Fyctia
4. Un soupçon 4/4
Mais Éric ne sait pas tenir sa langue. Jamais. Et encore moins quand il sait que je suis en position de faiblesse. Non ! Il en profite même pour me foutre la honte. D’ailleurs, il s’empresse de tendre la main vers mon assistante. Elle a le visage crispé, le sourire a demi marqué. Puis, alors qu’elle se décide à faire un mouvement mon ami ne peut s’empêcher d’ouvrir la bouche.
— Petite sirène ! Nous n’avons pas eu l’occasion de nous présenter, je suis Éric de la comptabilité.
— Petite sirène ? Génial… Je suppose que ce surnom va rester.
— Yes ! Comme ce vilain pull. La provocation ultime ! Et je parie…
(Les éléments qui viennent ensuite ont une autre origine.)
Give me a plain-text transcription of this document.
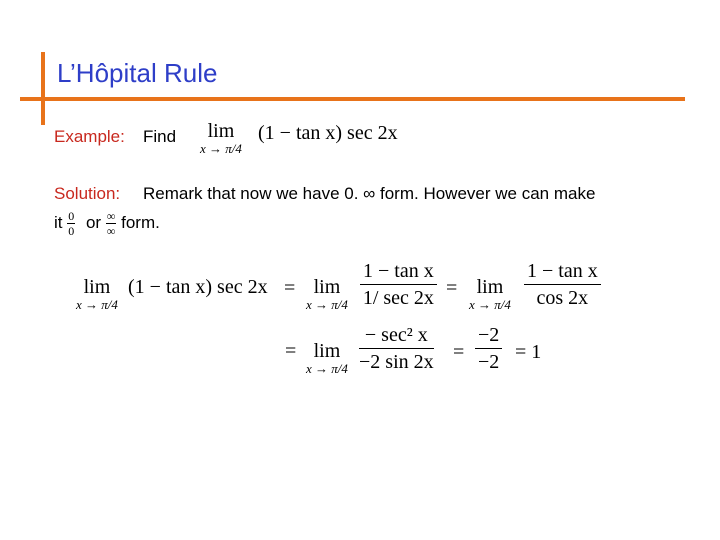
L’Hôpital Rule
Example: Find	lim
x → π/4
(1 − tan x) sec 2x
Solution: Remark that now we have 0. ∞ form. However we can make
it $\frac{0}{0}$ or $\frac{\infty}{\infty}$ form.
lim
x → π/4
(1 − tan x) sec 2x = lim
x → π/4
1 − tan x
1/ sec 2x = lim
$x \to \pi/4 \frac{\text{1 − tan x}}{\cos 2x}$
= lim
x → π/4
− sec² x
−2 $\sin 2x = \frac{-2}{-2} = 1$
Ni Cassie ni moi n’avons le temps de faire un geste que déjà les doigts rêches de mon ami pressent le gros nez rouge. Cette fois, c’est ce sont les paroles nasillardes de mon beau sapin qui s’évadent du creux de la poitrine de mon assistante. Elle sourit d’un air timide, tout en posant sur moi un regard lourd de sens alors qu’Éric se plie en deux tant il est hilare. Et merde ! Cette histoire, je vais en entendre parler pendant vingt ans.
— C’est le meilleur pull du monde ! Déride-toi mon pote, ce n’est qu’une musique.
Et le coup de coude dans les côtés, je ne l’avais pas vu venir. D’ailleurs, mon plateau bien rempli en fait de suite les frais. Une vague lattée s’échappe de la tasse de droite et vient m’asperger les doigts. Mais bien sûr, les mouvements ne s’arrêtent pas là. La bouche ouverte de Cassie m’indiquant clairement que la boisson survivante s’apprête à suivre l’exemple de la première. Putain ! Cette journée est pire que la précédente…
Je m’attends au pire et grogne ma frustration face à ce spectacle désolant que j’offre non seulement à mon ami mais aussi à cette femme que j’espère séduire. Belle entrée en matière, Ash! Mais je suis surpris par des doigts longs et fins qui attrapent in extrémistes le chocolat chaud. Me laissant la chance de stabiliser le plateau et sauver le liquide encore présent dans la tasse numéro un.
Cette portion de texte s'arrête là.